"Isn't he sound?" asked Maud quickly.

Lord Saltash laughed again. "I could sell him up--lock, stock, and barrel--to-morrow if I wanted."

She started. "Charlie! You don't mean that!"

He looked at her with a gleam of mischief in his queer eyes. "Of course I do! 'The Anchor' belongs to me, and all that is in it. It's mortgaged for considerably more than its value, and I hold the mortgage. Did he never mention that detail?"

Maud sat speechless.

He stretched out a lazy hand. "It's all right, Queen Maud. He is quite safe so long as he behaves decently to you and yours. He's something of a brute-beast, I believe? Well, if he needs any salutary correction, you must let me know."

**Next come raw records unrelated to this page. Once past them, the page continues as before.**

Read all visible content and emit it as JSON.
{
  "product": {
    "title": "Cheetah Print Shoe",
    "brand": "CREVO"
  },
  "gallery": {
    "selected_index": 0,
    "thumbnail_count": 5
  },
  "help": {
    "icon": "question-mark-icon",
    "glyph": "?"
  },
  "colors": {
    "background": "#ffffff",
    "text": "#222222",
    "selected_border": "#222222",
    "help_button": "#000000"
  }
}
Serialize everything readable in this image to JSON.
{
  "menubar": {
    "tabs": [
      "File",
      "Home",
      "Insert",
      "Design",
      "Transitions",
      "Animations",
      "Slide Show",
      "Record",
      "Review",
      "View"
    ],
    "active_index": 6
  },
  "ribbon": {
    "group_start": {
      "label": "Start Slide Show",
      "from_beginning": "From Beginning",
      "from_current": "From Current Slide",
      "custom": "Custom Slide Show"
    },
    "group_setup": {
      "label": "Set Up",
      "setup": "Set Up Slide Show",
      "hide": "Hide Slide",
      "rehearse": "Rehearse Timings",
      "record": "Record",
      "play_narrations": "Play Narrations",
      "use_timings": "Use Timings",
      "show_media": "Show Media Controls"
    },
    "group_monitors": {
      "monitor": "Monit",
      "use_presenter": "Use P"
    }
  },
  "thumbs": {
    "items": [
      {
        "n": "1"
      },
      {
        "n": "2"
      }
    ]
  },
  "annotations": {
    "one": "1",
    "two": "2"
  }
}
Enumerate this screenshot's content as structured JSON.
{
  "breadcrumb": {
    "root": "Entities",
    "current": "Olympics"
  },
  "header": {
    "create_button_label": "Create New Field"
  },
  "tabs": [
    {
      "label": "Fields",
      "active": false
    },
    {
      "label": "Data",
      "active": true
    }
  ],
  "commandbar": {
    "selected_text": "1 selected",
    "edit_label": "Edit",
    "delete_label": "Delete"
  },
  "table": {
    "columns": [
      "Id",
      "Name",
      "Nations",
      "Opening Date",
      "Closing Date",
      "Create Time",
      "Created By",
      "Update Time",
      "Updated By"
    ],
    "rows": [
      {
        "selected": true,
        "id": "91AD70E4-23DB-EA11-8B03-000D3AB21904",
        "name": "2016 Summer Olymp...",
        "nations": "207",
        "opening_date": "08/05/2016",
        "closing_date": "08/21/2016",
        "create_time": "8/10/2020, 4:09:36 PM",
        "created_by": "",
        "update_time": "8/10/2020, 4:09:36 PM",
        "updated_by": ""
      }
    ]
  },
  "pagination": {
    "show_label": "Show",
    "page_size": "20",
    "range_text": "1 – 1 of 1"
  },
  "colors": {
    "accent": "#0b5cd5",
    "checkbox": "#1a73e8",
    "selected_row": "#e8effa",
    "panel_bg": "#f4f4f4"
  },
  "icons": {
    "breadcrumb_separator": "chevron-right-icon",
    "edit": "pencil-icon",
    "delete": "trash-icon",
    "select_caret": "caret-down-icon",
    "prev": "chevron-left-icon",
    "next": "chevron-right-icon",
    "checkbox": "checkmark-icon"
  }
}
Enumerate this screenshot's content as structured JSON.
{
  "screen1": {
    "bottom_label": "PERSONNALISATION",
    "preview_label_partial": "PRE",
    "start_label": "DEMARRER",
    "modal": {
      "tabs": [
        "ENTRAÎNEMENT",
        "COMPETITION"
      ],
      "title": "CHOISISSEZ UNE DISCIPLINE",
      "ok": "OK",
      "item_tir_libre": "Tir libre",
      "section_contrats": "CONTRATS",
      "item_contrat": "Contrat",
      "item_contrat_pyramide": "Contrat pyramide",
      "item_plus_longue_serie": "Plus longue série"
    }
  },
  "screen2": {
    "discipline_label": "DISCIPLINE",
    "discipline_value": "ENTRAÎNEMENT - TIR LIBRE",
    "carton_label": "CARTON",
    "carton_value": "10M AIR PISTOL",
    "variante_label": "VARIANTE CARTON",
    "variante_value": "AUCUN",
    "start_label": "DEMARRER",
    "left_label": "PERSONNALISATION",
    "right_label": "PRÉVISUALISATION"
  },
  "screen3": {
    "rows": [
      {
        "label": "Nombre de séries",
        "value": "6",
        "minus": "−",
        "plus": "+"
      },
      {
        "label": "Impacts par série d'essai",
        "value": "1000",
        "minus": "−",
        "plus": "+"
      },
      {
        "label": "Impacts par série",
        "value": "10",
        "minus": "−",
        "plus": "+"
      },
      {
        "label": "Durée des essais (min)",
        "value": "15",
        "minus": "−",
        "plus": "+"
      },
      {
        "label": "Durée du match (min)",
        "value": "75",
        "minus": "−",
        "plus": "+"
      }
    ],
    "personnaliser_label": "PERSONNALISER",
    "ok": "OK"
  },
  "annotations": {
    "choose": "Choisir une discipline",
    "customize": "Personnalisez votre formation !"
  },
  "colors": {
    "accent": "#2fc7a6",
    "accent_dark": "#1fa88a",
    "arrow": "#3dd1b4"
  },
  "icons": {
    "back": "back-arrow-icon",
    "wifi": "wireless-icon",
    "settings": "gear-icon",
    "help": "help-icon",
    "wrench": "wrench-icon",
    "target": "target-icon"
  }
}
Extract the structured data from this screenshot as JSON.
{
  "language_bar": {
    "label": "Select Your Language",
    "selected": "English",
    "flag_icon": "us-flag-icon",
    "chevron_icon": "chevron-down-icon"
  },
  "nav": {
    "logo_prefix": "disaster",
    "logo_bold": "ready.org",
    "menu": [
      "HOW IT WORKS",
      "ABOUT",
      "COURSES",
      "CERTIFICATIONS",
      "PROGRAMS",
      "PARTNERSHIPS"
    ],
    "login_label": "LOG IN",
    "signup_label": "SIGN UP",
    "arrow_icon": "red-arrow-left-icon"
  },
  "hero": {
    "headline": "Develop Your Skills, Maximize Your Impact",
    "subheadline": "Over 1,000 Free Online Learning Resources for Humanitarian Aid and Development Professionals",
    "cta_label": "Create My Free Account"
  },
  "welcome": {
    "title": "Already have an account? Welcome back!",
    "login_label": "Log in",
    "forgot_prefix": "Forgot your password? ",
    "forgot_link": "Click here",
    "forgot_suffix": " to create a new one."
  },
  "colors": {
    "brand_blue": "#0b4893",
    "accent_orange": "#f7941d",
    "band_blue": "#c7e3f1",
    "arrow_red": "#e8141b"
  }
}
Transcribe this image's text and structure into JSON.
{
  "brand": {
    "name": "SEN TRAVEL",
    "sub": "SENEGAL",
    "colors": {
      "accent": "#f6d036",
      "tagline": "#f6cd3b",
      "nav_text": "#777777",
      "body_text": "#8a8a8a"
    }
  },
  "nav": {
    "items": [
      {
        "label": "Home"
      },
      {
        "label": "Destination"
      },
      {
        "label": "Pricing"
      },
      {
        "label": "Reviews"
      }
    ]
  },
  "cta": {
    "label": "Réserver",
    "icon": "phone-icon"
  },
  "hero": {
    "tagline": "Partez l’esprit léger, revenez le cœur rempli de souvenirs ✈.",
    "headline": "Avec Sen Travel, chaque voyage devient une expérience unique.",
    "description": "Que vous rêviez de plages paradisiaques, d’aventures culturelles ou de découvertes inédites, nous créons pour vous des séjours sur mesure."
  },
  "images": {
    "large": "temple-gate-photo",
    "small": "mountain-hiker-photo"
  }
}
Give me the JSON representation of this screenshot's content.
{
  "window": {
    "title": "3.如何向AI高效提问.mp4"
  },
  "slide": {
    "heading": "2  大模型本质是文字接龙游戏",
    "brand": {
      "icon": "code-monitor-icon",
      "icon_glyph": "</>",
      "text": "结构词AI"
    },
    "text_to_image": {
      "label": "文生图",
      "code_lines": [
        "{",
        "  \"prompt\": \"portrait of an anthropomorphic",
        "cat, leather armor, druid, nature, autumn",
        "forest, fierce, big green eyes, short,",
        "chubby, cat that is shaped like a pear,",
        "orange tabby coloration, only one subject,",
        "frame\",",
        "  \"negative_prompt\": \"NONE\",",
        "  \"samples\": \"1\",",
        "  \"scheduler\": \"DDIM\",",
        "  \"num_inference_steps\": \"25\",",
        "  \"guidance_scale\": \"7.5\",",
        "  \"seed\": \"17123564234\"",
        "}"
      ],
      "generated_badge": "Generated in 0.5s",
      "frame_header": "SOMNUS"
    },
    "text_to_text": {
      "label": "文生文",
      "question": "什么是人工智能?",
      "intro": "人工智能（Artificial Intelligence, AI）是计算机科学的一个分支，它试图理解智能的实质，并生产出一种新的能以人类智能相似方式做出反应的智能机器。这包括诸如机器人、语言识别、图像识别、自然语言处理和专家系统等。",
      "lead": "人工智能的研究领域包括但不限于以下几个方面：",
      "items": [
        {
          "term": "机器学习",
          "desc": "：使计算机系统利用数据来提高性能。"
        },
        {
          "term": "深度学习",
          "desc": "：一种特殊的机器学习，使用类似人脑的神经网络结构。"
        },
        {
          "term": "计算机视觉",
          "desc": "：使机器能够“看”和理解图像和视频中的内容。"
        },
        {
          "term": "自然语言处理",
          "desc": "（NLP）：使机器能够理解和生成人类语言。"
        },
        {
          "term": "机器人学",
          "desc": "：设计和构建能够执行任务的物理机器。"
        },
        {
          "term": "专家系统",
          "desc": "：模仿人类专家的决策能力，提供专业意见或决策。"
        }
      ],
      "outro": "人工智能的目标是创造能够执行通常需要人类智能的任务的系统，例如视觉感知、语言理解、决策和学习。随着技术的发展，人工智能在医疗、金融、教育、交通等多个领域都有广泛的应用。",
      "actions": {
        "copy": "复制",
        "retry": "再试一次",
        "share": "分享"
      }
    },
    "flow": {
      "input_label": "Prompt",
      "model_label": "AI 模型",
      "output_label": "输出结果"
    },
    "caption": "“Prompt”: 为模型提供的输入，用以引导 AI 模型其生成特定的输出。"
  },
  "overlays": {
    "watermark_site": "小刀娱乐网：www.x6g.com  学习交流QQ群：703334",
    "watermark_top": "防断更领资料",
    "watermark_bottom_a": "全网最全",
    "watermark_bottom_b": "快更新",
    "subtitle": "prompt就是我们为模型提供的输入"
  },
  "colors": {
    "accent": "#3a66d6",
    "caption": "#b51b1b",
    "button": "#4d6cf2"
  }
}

His ugly face laughed into hers; the light in his eyes was half-mocking, half-tender.

"It's good to know that there may be something left that I can yet do for you," he said. "The worthy Jake may have a stout right arm, but he is not a Croesus."

He turned the conversation in his easy, well-bred fashion, and her embarrassment died down. But the carelessly uttered information dwelt persistently in her mind, even though she found herself talking of indifferent things. It was strange that all her affairs should be so completely--and it seemed so irrevocably--under the direct control of this man whom she had once so resolutely driven out of her life. Fate or chance had thrown them together again. A little secret tremor went through her. What would come of it?

She had not attempted to touch the hand he had stretched forth to her. It had fastened upon the arm of the chair in which she sat and rested there. Presently she looked down at it, her eyes attracted by the gleam of the ring upon it.